In part this reflects the way that our mythic history played out upon Kosciuszkos sides. This is the land of Banjo Patersons ballad The Man from Snowy River. The wiry little horseman who hailed from Kosciuszko steps from the shadows to ride brilliantly and vanish quickly. He stood in for an Australian everyman, a nameless icon of manly virtue and ephemeral humility. In his quiet confidence he challenged the bombast and hubris of our body politic, and remains a reminder that our greatest heroes are often nameless.
Yet while we feel its importance and our poetic heroes strut its sides, Kosciuszko gets left out of Australias history as it is often told. It is almost as if one of our most iconic landmarks does not quite belong in the national story. James Cook never climbed the mountain, Arthur Phillip never settled upon it, and its earth never soaked the blood of Gallipoli. Above the narratives, beyond the platitudes, this most Australian of places often stays out of our story and remains but part of the scenery.

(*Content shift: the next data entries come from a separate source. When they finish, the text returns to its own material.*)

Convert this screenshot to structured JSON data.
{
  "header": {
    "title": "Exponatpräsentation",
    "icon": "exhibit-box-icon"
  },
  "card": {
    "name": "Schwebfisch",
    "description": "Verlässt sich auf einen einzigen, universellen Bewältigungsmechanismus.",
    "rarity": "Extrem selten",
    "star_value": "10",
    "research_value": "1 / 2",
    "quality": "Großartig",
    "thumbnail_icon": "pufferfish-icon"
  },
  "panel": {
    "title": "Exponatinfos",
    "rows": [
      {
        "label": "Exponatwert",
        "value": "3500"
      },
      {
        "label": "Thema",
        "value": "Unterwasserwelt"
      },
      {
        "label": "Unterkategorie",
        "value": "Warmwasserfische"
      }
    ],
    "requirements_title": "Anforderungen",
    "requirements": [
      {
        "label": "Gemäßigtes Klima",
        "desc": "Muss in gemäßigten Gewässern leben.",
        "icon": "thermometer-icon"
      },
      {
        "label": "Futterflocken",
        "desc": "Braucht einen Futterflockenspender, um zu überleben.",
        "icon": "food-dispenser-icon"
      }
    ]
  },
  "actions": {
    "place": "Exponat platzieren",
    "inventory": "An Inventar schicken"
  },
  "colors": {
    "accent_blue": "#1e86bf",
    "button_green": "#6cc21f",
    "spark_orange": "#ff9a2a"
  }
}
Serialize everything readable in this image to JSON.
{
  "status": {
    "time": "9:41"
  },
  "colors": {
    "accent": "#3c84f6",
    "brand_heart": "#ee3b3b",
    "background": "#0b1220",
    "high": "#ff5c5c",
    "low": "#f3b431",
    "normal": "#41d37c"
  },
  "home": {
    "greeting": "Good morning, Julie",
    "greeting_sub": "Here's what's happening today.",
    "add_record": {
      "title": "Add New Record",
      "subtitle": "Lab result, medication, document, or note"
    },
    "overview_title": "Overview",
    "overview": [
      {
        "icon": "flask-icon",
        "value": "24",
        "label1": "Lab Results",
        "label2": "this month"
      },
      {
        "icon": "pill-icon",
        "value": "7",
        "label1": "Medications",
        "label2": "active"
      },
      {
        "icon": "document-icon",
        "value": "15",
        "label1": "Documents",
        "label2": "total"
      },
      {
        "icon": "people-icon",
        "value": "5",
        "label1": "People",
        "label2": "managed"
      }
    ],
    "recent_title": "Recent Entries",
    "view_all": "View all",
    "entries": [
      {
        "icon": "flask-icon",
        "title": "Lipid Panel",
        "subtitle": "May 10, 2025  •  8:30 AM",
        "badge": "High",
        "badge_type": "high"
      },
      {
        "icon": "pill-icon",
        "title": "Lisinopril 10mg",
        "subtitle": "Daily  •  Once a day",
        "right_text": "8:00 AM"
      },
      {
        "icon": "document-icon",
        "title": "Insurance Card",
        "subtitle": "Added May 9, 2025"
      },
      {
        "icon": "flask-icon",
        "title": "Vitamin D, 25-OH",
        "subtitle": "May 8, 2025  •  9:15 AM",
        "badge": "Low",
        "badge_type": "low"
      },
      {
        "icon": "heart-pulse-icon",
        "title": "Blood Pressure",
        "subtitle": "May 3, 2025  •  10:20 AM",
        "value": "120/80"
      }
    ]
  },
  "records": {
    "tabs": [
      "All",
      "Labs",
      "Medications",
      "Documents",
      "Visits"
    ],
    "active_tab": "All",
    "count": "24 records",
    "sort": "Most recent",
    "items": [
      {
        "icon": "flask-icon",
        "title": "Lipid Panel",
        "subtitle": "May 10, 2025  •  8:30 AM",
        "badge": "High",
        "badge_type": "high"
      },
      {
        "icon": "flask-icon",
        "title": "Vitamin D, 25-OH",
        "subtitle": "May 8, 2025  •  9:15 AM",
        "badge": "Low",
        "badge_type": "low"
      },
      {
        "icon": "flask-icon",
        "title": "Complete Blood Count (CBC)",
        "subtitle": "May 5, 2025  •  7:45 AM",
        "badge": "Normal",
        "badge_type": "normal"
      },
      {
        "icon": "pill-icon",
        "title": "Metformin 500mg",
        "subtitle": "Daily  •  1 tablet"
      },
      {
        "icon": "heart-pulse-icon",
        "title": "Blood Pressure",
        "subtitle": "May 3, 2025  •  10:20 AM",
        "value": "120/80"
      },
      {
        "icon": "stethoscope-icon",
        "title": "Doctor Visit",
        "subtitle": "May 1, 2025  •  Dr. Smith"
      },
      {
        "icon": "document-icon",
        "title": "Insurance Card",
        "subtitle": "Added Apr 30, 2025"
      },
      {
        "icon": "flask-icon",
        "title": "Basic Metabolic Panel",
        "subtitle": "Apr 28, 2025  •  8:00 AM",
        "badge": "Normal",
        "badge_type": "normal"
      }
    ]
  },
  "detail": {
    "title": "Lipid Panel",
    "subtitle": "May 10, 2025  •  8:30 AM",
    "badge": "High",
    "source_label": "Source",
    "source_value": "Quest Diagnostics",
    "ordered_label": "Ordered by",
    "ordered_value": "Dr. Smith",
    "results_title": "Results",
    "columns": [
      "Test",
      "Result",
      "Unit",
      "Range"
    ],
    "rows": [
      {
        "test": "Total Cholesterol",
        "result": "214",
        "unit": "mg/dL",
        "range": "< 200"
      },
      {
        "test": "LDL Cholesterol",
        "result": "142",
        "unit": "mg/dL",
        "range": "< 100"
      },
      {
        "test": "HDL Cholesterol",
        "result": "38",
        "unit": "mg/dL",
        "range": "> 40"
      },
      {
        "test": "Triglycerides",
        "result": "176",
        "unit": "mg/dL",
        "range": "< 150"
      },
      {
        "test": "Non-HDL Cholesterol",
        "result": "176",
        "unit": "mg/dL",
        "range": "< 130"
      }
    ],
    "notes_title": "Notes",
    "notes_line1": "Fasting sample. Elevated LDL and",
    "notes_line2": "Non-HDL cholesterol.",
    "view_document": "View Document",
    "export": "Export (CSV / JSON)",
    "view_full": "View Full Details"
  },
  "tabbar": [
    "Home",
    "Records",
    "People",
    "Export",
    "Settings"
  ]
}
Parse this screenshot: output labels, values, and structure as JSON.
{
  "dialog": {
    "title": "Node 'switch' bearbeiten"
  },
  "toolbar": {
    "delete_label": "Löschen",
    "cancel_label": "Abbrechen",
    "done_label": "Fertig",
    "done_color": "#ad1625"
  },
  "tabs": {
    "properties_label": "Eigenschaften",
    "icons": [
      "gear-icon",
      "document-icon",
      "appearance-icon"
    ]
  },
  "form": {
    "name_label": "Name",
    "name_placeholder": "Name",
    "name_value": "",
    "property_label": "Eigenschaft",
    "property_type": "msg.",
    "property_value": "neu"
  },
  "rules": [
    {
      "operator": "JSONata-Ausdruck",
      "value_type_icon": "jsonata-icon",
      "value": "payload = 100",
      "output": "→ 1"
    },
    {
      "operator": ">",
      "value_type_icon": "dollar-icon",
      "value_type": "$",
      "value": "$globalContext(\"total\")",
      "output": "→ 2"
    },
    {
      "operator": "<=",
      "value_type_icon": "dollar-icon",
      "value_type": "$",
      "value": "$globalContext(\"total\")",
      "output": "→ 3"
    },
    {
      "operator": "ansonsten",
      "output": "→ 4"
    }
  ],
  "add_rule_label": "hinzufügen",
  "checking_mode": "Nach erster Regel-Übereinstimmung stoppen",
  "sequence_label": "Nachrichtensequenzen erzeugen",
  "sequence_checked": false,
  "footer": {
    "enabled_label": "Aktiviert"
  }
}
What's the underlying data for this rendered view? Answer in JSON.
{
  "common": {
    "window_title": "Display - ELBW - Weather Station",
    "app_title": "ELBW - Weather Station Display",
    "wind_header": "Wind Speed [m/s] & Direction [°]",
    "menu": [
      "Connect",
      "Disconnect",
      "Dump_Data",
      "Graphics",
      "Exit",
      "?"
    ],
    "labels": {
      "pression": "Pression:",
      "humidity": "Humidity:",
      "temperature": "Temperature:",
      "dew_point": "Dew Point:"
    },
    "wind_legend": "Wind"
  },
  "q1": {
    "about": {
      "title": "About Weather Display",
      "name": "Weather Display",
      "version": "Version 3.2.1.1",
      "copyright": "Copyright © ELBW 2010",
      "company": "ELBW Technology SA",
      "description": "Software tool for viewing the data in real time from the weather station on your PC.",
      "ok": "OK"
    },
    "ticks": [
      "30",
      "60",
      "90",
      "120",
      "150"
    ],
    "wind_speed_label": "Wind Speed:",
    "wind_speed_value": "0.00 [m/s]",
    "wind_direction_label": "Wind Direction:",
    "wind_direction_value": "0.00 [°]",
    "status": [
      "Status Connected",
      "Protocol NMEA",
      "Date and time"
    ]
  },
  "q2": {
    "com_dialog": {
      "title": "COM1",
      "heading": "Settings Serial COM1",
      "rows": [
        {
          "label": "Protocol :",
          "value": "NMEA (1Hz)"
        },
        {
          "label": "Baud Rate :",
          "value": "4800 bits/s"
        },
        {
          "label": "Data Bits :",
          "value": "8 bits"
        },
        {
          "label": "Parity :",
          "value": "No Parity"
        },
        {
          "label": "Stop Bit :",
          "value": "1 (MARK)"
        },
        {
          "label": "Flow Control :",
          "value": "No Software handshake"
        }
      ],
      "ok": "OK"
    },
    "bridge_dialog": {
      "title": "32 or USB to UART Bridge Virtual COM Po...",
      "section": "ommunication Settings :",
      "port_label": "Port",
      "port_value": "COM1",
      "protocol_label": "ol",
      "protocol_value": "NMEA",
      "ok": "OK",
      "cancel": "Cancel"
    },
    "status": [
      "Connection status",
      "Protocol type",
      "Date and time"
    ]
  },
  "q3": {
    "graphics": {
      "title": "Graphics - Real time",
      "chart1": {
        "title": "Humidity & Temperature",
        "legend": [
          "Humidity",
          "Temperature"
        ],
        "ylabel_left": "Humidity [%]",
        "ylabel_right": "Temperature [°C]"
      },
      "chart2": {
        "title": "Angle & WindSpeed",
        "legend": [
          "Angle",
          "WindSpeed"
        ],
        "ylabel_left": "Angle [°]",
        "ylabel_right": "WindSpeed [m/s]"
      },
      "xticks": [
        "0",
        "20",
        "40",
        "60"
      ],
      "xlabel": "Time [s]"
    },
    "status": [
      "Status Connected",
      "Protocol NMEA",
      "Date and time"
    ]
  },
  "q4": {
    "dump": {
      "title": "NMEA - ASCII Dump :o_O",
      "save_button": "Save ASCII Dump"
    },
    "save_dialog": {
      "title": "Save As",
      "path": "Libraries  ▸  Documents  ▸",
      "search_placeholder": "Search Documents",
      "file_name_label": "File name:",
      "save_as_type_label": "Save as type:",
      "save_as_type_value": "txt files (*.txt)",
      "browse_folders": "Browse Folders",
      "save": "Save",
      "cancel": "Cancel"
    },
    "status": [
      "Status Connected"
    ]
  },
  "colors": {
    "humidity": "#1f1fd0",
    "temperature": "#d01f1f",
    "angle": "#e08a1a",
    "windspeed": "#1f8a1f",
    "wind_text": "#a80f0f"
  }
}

Professor Ernest Scott, for instance, after whom the Australian Historical Associations most prestigious award is named, gave but three brief mentions to Kosciuszko in his A Short History of Australia. It first featured as a point of comparison for the height of the Blue Mountains, and last as a geographical landmark to help readers triangulate the situation of the new capital of Canberra.
That Strzelecki was safely guided into and through the mountains by Aboriginal men like Charlie Tarra went unmentioned in the great professors work. Yet without Tarra, the name Kosciuszko may well have stayed in the mountains. In that way, Kosciuszko speaks to the contradictions of our national story, and our failings of historical memory. It also shows that a small moment on the mountain, when read in clearer light, can reveal a greater historic vista and broader national truths.